Heinzen R, Stiegler G L, Whiting L L, Schmitt S A, Mallavia L P, Frazier M E
Battelle, Pacific Northwest Laboratories, Richland, Washington 99352.
Ann N Y Acad Sci. 1990;590:504-13. doi: 10.1111/j.1749-6632.1990.tb42260.x.
Pulsed field gradient gel electrophoresis (PFGE) provides a powerful technique for the analysis of bacterial genomic DNA by allowing the resolution of DNA fragments as large as 9000 kilobase pairs (kbp). When isolates of Coxiella burnetii were examined using this method, the restriction enzymes Not I and Sfi I gave the fewest and most easily resolved fragments. Sfi I cuts the genome of the Priscilla isolate of C. burnetii into 15 DNA fragments ranging in size from 320 to 18 kbp, and Not I cuts the DNA of this isolate into 20 fragments from 293 to 10 kbp in size. Analysis of the undigested DNA and summing of the Sfi I restriction fragments both indicate that the C. burnetii DNA contains approximately 1600 kbp, or is about one-third the size of the DNA in Escherichia coli. Comparisons of isolates revealed that the numbers and patterns of DNA fragments observed correlate with proposed strain designations. Because PFGE allows the reproducible separation of restriction endonuclease-digested C. burnetii DNA fragments into precise bands, it greatly facilitates the selection of large DNA fragments for cloning. Bands harvested from the gel can be cloned. Clone banks are invaluable for identifying the location of specific genes and landmarks and providing material for future experiments, including DNA sequencing. Yeast artificial chromosome (YAC) cloning vectors can accept fragments as large as 500 kbp. The fragmentation patterns of C. burnetii that we have obtained with infrequent-cutting enzymes are small enough to be cloned into YAC vectors. Using a PFGE selection method means that only small libraries would have to be created and screened. Thus, the results of these experiments also demonstrate the applicability of PFGE for deriving a physical map of C. burnetii chromosomal DNA. Development of such a macrorestriction map will facilitate genetic and molecular studies with C. burnetii.
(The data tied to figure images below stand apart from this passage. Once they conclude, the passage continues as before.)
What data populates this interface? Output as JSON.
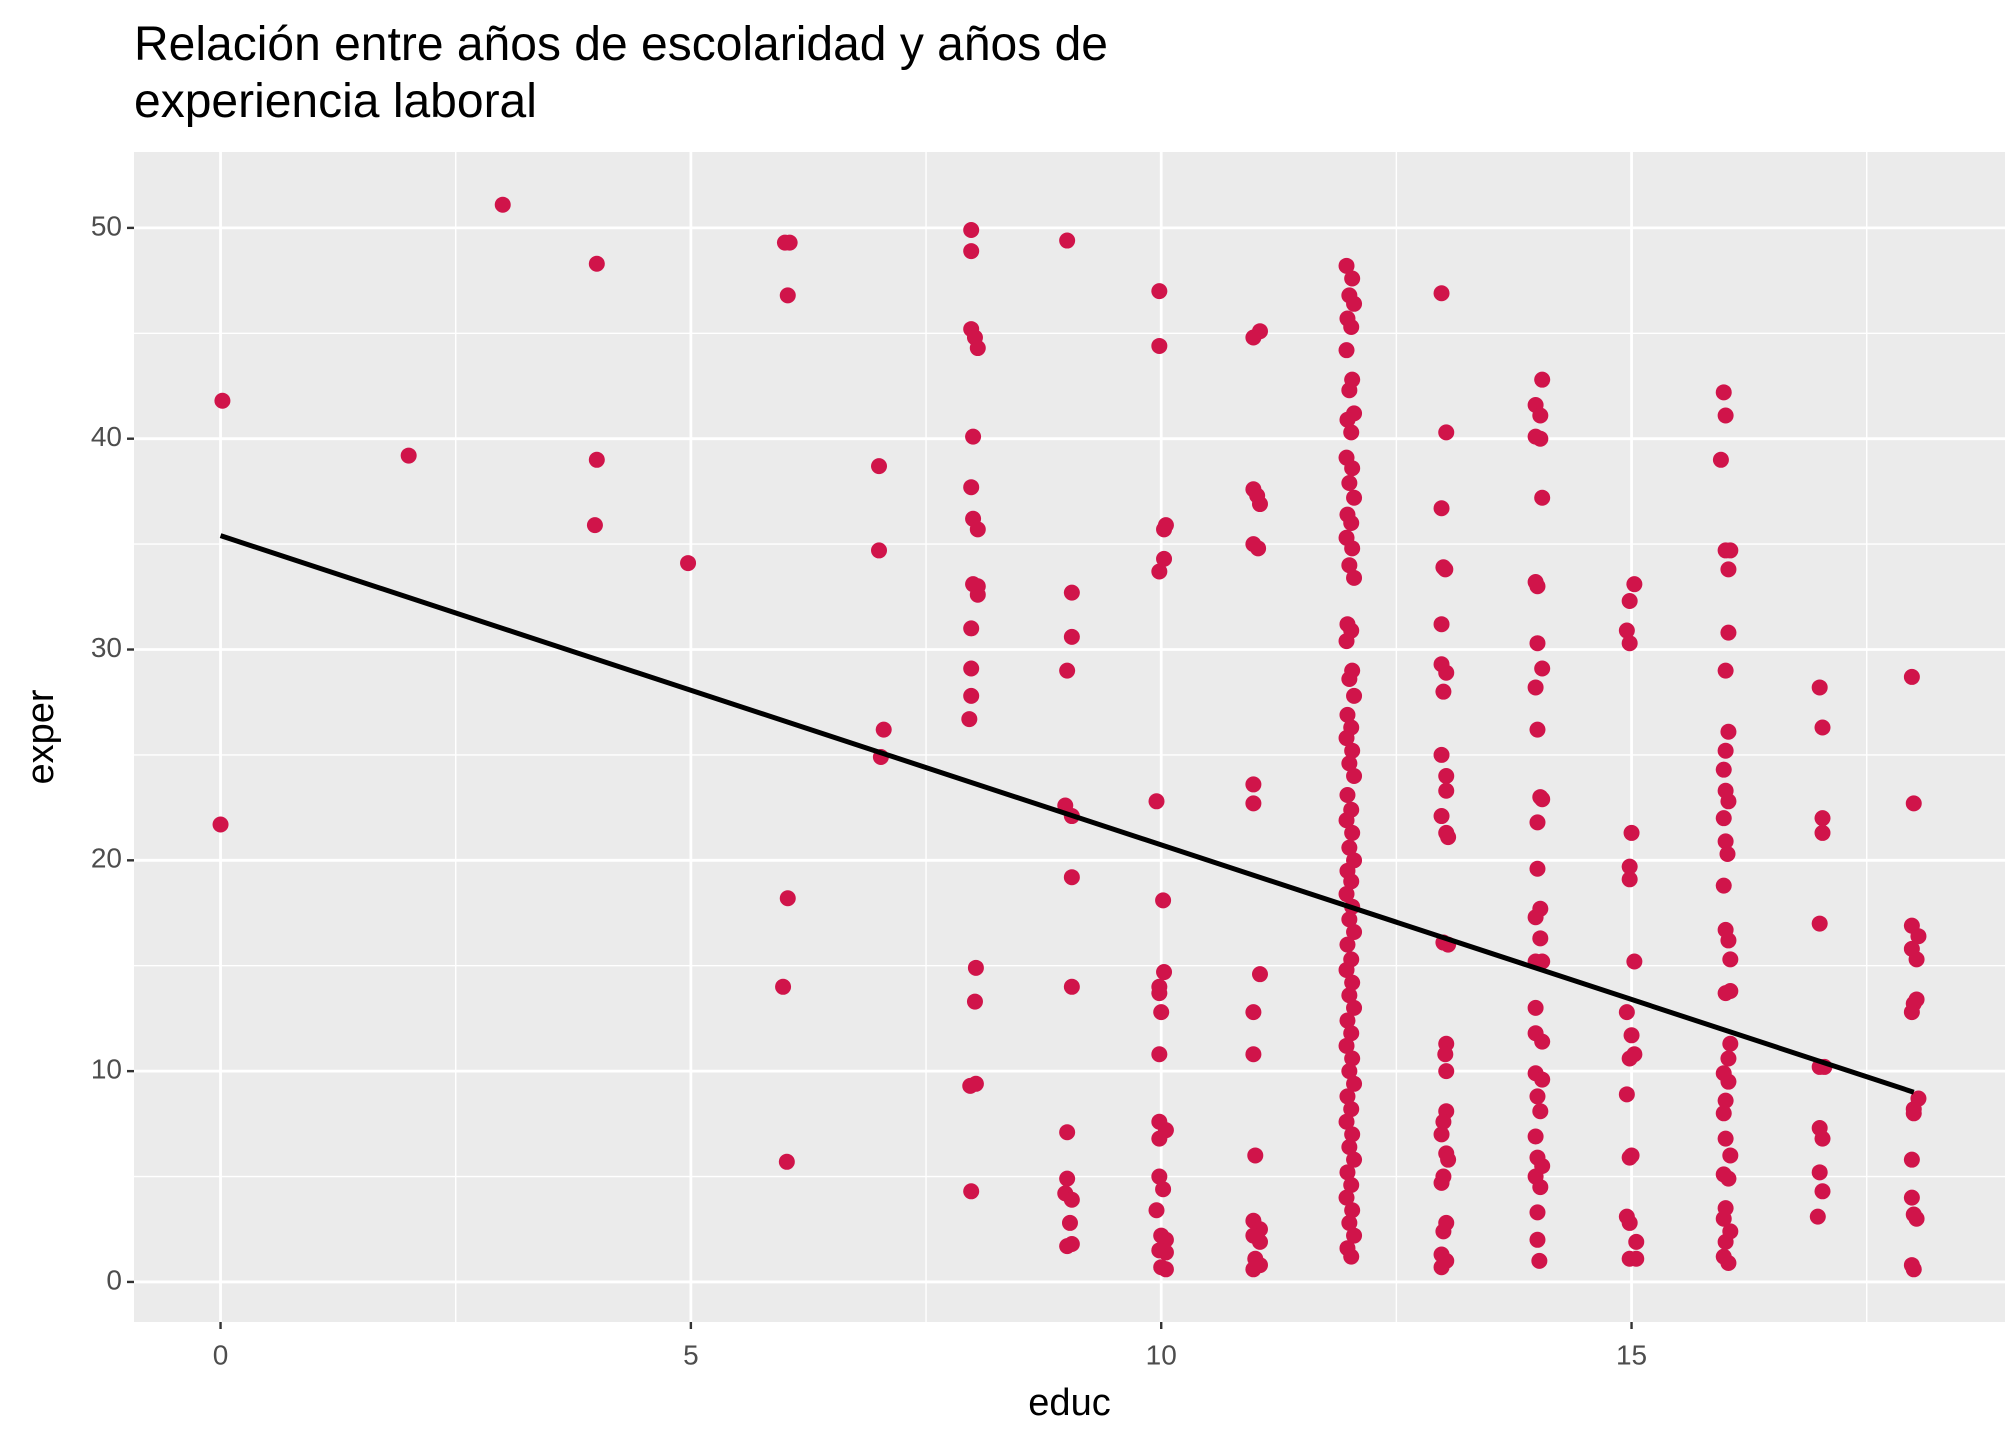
{
  "chart_data": {
    "type": "scatter",
    "title": [
      "Relación entre años de escolaridad y años de",
      "experiencia laboral"
    ],
    "xlabel": "educ",
    "ylabel": "exper",
    "color": "#d0144a",
    "xlim": [
      -0.92,
      18.97
    ],
    "ylim": [
      -1.9,
      53.6
    ],
    "xticks": [
      0,
      5,
      10,
      15
    ],
    "yticks": [
      0,
      10,
      20,
      30,
      40,
      50
    ],
    "xminor": [
      2.5,
      7.5,
      12.5,
      17.5
    ],
    "yminor": [
      5,
      15,
      25,
      35,
      45
    ],
    "grid": true,
    "x": [
      0.02,
      0,
      2.0,
      3.0,
      4.0,
      4.0,
      3.98,
      4.97,
      6.0,
      6.05,
      6.03,
      6.03,
      5.98,
      6.02,
      7.0,
      7.0,
      7.05,
      7.02,
      7.98,
      7.98,
      7.98,
      8.02,
      8.05,
      8.0,
      7.98,
      8.0,
      8.05,
      8.0,
      8.05,
      8.05,
      7.98,
      7.98,
      7.98,
      7.96,
      8.03,
      8.02,
      7.97,
      8.03,
      7.98,
      9.0,
      9.05,
      9.05,
      9.0,
      8.98,
      9.05,
      9.05,
      9.05,
      9.0,
      9.0,
      8.98,
      9.05,
      9.03,
      9.05,
      9.0,
      9.98,
      9.98,
      10.05,
      10.03,
      10.03,
      9.98,
      9.95,
      10.02,
      10.03,
      9.98,
      9.98,
      10.0,
      9.98,
      9.98,
      10.05,
      9.98,
      9.98,
      10.02,
      9.95,
      10.0,
      10.05,
      9.98,
      10.05,
      10.0,
      10.05,
      11.05,
      10.98,
      10.98,
      11.02,
      11.05,
      10.98,
      11.03,
      10.98,
      10.98,
      11.05,
      10.98,
      10.98,
      11.0,
      10.98,
      11.05,
      10.98,
      11.05,
      11.0,
      11.05,
      10.98,
      11.97,
      12.03,
      12.0,
      12.05,
      11.98,
      12.02,
      11.97,
      12.03,
      12.0,
      12.05,
      11.98,
      12.02,
      11.97,
      12.03,
      12.0,
      12.05,
      11.98,
      12.02,
      11.97,
      12.03,
      12.0,
      12.05,
      11.98,
      12.02,
      11.97,
      12.03,
      12.0,
      12.05,
      11.98,
      12.02,
      11.97,
      12.03,
      12.0,
      12.05,
      11.98,
      12.02,
      11.97,
      12.03,
      12.0,
      12.05,
      11.98,
      12.02,
      11.97,
      12.03,
      12.0,
      12.05,
      11.98,
      12.02,
      11.97,
      12.03,
      12.0,
      12.05,
      11.98,
      12.02,
      11.97,
      12.03,
      12.0,
      12.05,
      11.98,
      12.02,
      11.97,
      12.03,
      12.0,
      12.05,
      11.98,
      12.02,
      11.97,
      12.03,
      12.0,
      12.05,
      11.98,
      12.02,
      12.98,
      13.03,
      12.98,
      13.0,
      13.02,
      12.98,
      12.98,
      13.03,
      13.0,
      12.98,
      13.03,
      13.03,
      12.98,
      13.03,
      13.05,
      13.0,
      13.05,
      13.03,
      13.02,
      13.03,
      13.03,
      13.0,
      12.98,
      13.03,
      13.05,
      13.0,
      12.98,
      13.03,
      13.0,
      12.98,
      13.03,
      12.98,
      13.98,
      14.05,
      14.03,
      13.98,
      14.03,
      14.05,
      13.98,
      14.0,
      14.0,
      14.05,
      13.98,
      14.0,
      14.03,
      14.05,
      14.0,
      14.0,
      14.03,
      13.98,
      14.03,
      13.98,
      14.05,
      13.98,
      13.98,
      14.05,
      13.98,
      14.05,
      14.0,
      14.03,
      13.98,
      14.0,
      14.05,
      13.98,
      14.03,
      14.0,
      14.0,
      14.02,
      15.03,
      14.98,
      14.95,
      14.98,
      15.0,
      14.98,
      14.98,
      15.03,
      14.95,
      15.0,
      15.03,
      14.98,
      14.95,
      15.0,
      14.98,
      14.95,
      14.98,
      15.05,
      14.98,
      15.05,
      15.98,
      16.0,
      15.95,
      16.0,
      16.05,
      16.03,
      16.03,
      16.0,
      16.03,
      16.0,
      15.98,
      16.0,
      16.03,
      15.98,
      16.0,
      16.02,
      15.98,
      16.0,
      16.03,
      16.05,
      16.0,
      16.05,
      16.05,
      16.03,
      15.98,
      16.03,
      16.0,
      15.98,
      16.0,
      16.05,
      15.98,
      16.03,
      16.0,
      15.98,
      16.05,
      16.0,
      15.98,
      16.03,
      17.0,
      17.03,
      17.03,
      17.03,
      17.0,
      17.0,
      17.05,
      17.0,
      17.03,
      17.0,
      17.03,
      16.98,
      17.98,
      18.0,
      17.98,
      18.05,
      17.98,
      18.03,
      18.03,
      18.0,
      17.98,
      18.05,
      18.0,
      18.0,
      17.98,
      17.98,
      18.0,
      18.03,
      17.98,
      18.0
    ],
    "values": [
      41.8,
      21.7,
      39.2,
      51.1,
      48.3,
      39.0,
      35.9,
      34.1,
      49.3,
      49.3,
      46.8,
      18.2,
      14.0,
      5.7,
      38.7,
      34.7,
      26.2,
      24.9,
      49.9,
      48.9,
      45.2,
      44.8,
      44.3,
      40.1,
      37.7,
      36.2,
      35.7,
      33.1,
      33.0,
      32.6,
      31.0,
      29.1,
      27.8,
      26.7,
      14.9,
      13.3,
      9.3,
      9.4,
      4.3,
      49.4,
      32.7,
      30.6,
      29.0,
      22.6,
      22.1,
      19.2,
      14.0,
      7.1,
      4.9,
      4.2,
      3.9,
      2.8,
      1.8,
      1.7,
      47.0,
      44.4,
      35.9,
      35.7,
      34.3,
      33.7,
      22.8,
      18.1,
      14.7,
      14.0,
      13.7,
      12.8,
      10.8,
      7.6,
      7.2,
      6.8,
      5.0,
      4.4,
      3.4,
      2.2,
      2.0,
      1.5,
      1.4,
      0.7,
      0.6,
      45.1,
      44.8,
      37.6,
      37.3,
      36.9,
      35.0,
      34.8,
      23.6,
      22.7,
      14.6,
      12.8,
      10.8,
      6.0,
      2.9,
      2.5,
      2.2,
      1.9,
      1.1,
      0.8,
      0.6,
      48.2,
      47.6,
      46.8,
      46.4,
      45.7,
      45.3,
      44.2,
      42.8,
      42.3,
      41.2,
      40.9,
      40.3,
      39.1,
      38.6,
      37.9,
      37.2,
      36.4,
      36.0,
      35.3,
      34.8,
      34.0,
      33.4,
      31.2,
      30.9,
      30.4,
      29.0,
      28.6,
      27.8,
      26.9,
      26.3,
      25.8,
      25.2,
      24.6,
      24.0,
      23.1,
      22.4,
      21.9,
      21.3,
      20.6,
      20.0,
      19.5,
      19.0,
      18.4,
      17.8,
      17.2,
      16.6,
      16.0,
      15.3,
      14.8,
      14.2,
      13.6,
      13.0,
      12.4,
      11.8,
      11.2,
      10.6,
      10.0,
      9.4,
      8.8,
      8.2,
      7.6,
      7.0,
      6.4,
      5.8,
      5.2,
      4.6,
      4.0,
      3.4,
      2.8,
      2.2,
      1.6,
      1.2,
      46.9,
      40.3,
      36.7,
      33.9,
      33.8,
      31.2,
      29.3,
      28.9,
      28.0,
      25.0,
      24.0,
      23.3,
      22.1,
      21.3,
      21.1,
      16.1,
      16.0,
      11.3,
      10.8,
      10.0,
      8.1,
      7.6,
      7.0,
      6.1,
      5.8,
      5.0,
      4.7,
      2.8,
      2.4,
      1.3,
      1.0,
      0.7,
      41.6,
      42.8,
      41.1,
      40.1,
      40.0,
      37.2,
      33.2,
      33.0,
      30.3,
      29.1,
      28.2,
      26.2,
      23.0,
      22.9,
      21.8,
      19.6,
      17.7,
      17.3,
      16.3,
      15.2,
      15.2,
      13.0,
      11.8,
      11.4,
      9.9,
      9.6,
      8.8,
      8.1,
      6.9,
      5.9,
      5.5,
      5.0,
      4.5,
      3.3,
      2.0,
      1.0,
      33.1,
      32.3,
      30.9,
      30.3,
      21.3,
      19.7,
      19.1,
      15.2,
      12.8,
      11.7,
      10.8,
      10.6,
      8.9,
      6.0,
      5.9,
      3.1,
      2.8,
      1.9,
      1.1,
      1.1,
      42.2,
      41.1,
      39.0,
      34.7,
      34.7,
      33.8,
      30.8,
      29.0,
      26.1,
      25.2,
      24.3,
      23.3,
      22.8,
      22.0,
      20.9,
      20.3,
      18.8,
      16.7,
      16.2,
      15.3,
      13.7,
      13.8,
      11.3,
      10.6,
      9.9,
      9.5,
      8.6,
      8.0,
      6.8,
      6.0,
      5.1,
      4.9,
      3.5,
      3.0,
      2.4,
      1.9,
      1.2,
      0.9,
      28.2,
      26.3,
      22.0,
      21.3,
      17.0,
      10.2,
      10.2,
      7.3,
      6.8,
      5.2,
      4.3,
      3.1,
      28.7,
      22.7,
      16.9,
      16.4,
      15.8,
      15.3,
      13.4,
      13.2,
      12.8,
      8.7,
      8.2,
      8.0,
      5.8,
      4.0,
      3.2,
      3.0,
      0.8,
      0.6
    ],
    "fit": {
      "x": [
        0,
        18
      ],
      "values": [
        35.4,
        9.0
      ],
      "color": "#000000"
    }
  }
}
脉冲场梯度凝胶电泳(PFGE)通过分离长达9000千碱基对(kbp)的DNA片段,为细菌基因组DNA分析提供了一种强大的技术。当使用该方法检测伯纳特立克次体分离株时,限制性内切酶Not I和Sfi I产生的片段最少且最易于分辨。Sfi I将伯纳特立克次体普里西拉分离株的基因组切割成15个DNA片段,大小从320至18 kbp不等,而Not I将该分离株的DNA切割成20个片段,大小从293至10 kbp不等。对未消化的DNA进行分析以及对Sfi I限制性片段进行求和,均表明伯纳特立克次体DNA约含1600 kbp,约为大肠杆菌DNA大小的三分之一。对分离株的比较显示,观察到的DNA片段数量和模式与提议的菌株命名相关。由于PFGE可将限制性内切酶消化的伯纳特立克次体DNA片段可重复地分离成精确的条带,因此极大地便于选择大型DNA片段进行克隆。从凝胶中收获的条带可进行克隆。克隆文库对于确定特定基因和标记的位置以及为包括DNA测序在内的未来实验提供材料非常重要。酵母人工染色体(YAC)克隆载体可接受长达500 kbp的片段。我们用稀有切割酶获得的伯纳特立克次体片段化模式足够小,可克隆到YAC载体中。使用PFGE选择方法意味着只需创建和筛选小型文库。因此,这些实验结果也证明了PFGE在推导伯纳特立克次体染色体DNA物理图谱方面的适用性。这样一个宏观限制性图谱的开发将促进对伯纳特立克次体的遗传和分子研究。